Elliott A L, Kraus V B, Fang F, Renner J B, Schwartz T A, Salazar A, Huguenin T, Hochberg M C, Helmick C G, Jordan J M
Thurston Arthritis Research Center, University of North Carolina at Chapel Hill School of Medicine, Division of Rheumatology, Allergy, and Immunology, 3300 Thurston Building, CB#7280, Chapel Hill, NC 27599-7280, USA.
Ann Rheum Dis. 2007 Dec;66(12):1622-6. doi: 10.1136/ard.2006.057422. Epub 2007 May 15.
To assess associations between joint-specific hand symptoms and self-reported and performance-based functional status.
Participants were from the population-based Johnston County Osteoarthritis Project. Symptoms in the distal interphalangeal (DIP), proximal interphalangeal (PIP), first carpometacarpal (CMC), and metacarpophalangeal (MCP) joints were assessed on a 30-joint diagram of both hands. Self-reported function was assessed by Health Assessment Questionnaire (HAQ) and performance-based function by timed repeated chair stands and 8-foot walk time. Separate multiple logistic regression models examined associations between symptoms in specific hand joint groups, symptoms in >/=2 hand joint groups and number of symptomatic hand joints, and functional status measures, controlling for age, race/ethnicity, sex, body mass index, radiographic knee and hip OA, knee and hip symptoms and depressive symptoms.
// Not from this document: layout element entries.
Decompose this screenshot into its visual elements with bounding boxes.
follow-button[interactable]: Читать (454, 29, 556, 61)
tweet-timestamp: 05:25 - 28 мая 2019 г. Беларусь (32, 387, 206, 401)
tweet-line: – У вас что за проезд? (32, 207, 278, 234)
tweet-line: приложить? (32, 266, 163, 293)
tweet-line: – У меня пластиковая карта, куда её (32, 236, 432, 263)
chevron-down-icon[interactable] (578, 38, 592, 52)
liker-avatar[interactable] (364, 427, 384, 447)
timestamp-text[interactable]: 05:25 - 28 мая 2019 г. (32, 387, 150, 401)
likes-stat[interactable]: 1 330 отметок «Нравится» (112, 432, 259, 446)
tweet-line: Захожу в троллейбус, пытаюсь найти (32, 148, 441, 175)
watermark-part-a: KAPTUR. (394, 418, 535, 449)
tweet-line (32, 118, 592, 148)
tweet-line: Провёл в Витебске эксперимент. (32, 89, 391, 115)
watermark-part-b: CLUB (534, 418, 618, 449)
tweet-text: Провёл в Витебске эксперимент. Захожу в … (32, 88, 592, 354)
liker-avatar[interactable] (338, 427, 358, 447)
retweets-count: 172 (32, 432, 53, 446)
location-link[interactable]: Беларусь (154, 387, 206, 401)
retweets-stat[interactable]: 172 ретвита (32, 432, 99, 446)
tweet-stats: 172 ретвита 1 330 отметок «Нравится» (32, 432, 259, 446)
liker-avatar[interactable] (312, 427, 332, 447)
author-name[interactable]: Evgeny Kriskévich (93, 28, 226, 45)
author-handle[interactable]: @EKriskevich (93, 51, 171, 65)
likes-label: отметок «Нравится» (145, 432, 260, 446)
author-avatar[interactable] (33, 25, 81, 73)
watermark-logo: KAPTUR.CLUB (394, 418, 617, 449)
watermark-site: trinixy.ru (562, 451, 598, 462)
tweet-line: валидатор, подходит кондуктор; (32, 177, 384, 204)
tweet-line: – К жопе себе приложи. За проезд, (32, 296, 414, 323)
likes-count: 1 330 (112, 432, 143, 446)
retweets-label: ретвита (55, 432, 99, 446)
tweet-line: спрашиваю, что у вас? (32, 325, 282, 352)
Those with symptomatic hand joint groups were more likely than those without these complaints to report more difficulty and require longer times for performance measures. Those with 2 or more symptomatic hand joint groups were more likely to have higher HAQ scores (OR = 1.97 (1.53 to 2.53)) and require more time to complete 5 chair stands (OR = 1.98 (1.23 to 3.18)) and the 8 foot walk test (OR = 1.49 (1.12 to 1.99)).
Joint-specific hand symptoms are associated with difficulty performing upper- or lower-extremity tasks, independent of knee and hip OA and symptoms, suggesting that studies examining functional status in OA should not ignore symptomatic joints beyond the joint site of interest, even when functional measures appear to be specific for the joint site under study.
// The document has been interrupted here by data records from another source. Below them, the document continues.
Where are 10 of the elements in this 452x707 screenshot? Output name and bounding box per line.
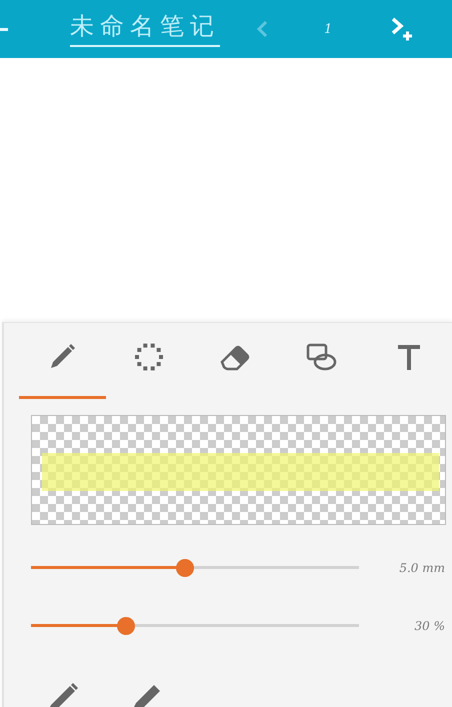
slider-reading: 5.0 mm: [398, 561, 445, 575]
lasso-select-icon: [132, 340, 165, 372]
shapes-icon: [306, 342, 338, 372]
slider-thumb[interactable]: [117, 617, 136, 635]
slider-reading: 30 %: [414, 619, 445, 633]
slider-thumb[interactable]: [176, 559, 194, 577]
minus-icon[interactable]: [0, 28, 8, 30]
add-page-button[interactable]: [390, 16, 414, 42]
page-number: 1: [324, 22, 332, 36]
note-title[interactable]: 未命名笔记: [70, 11, 220, 47]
评估特定关节手部症状与自我报告及基于表现的功能状态之间的关联。
参与者来自基于人群的约翰斯顿县骨关节炎项目。通过双手的30关节图评估远端指间关节(DIP)、近端指间关节(PIP)、第一腕掌关节(CMC)和掌指关节(MCP)的症状。自我报告的功能通过健康评估问卷(HAQ)进行评估,基于表现的功能通过定时重复从椅子上站起和8英尺步行时间进行评估。分别采用多元逻辑回归模型,在控制年龄、种族/民族、性别、体重指数、膝关节和髋关节放射学骨关节炎、膝关节和髋关节症状以及抑郁症状的情况下,检验特定手部关节组症状、≥2个手部关节组症状和有症状手部关节数量与功能状态指标之间的关联。
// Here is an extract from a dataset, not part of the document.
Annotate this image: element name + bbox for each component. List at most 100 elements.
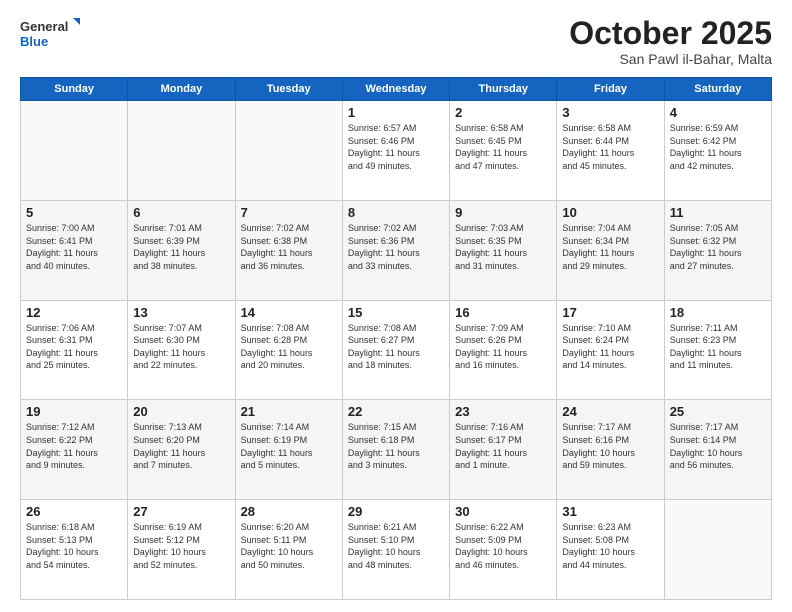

有症状手部关节组的人比没有这些症状的人更有可能报告更多困难,并且在表现测量中需要更长时间。有2个或更多有症状手部关节组的人更有可能有更高的HAQ评分(OR = 1.97(1.53至2.53)),并且需要更多时间完成5次从椅子上站起(OR = 1.98(1.23至3.18))和8英尺步行测试(OR = 1.49(1.12至1.99))。
特定关节手部症状与上肢或下肢任务执行困难相关,独立于膝关节和髋关节骨关节炎及症状,这表明在骨关节炎中检查功能状态的研究不应忽视感兴趣关节部位以外的有症状关节,即使功能测量似乎特定于所研究的关节部位。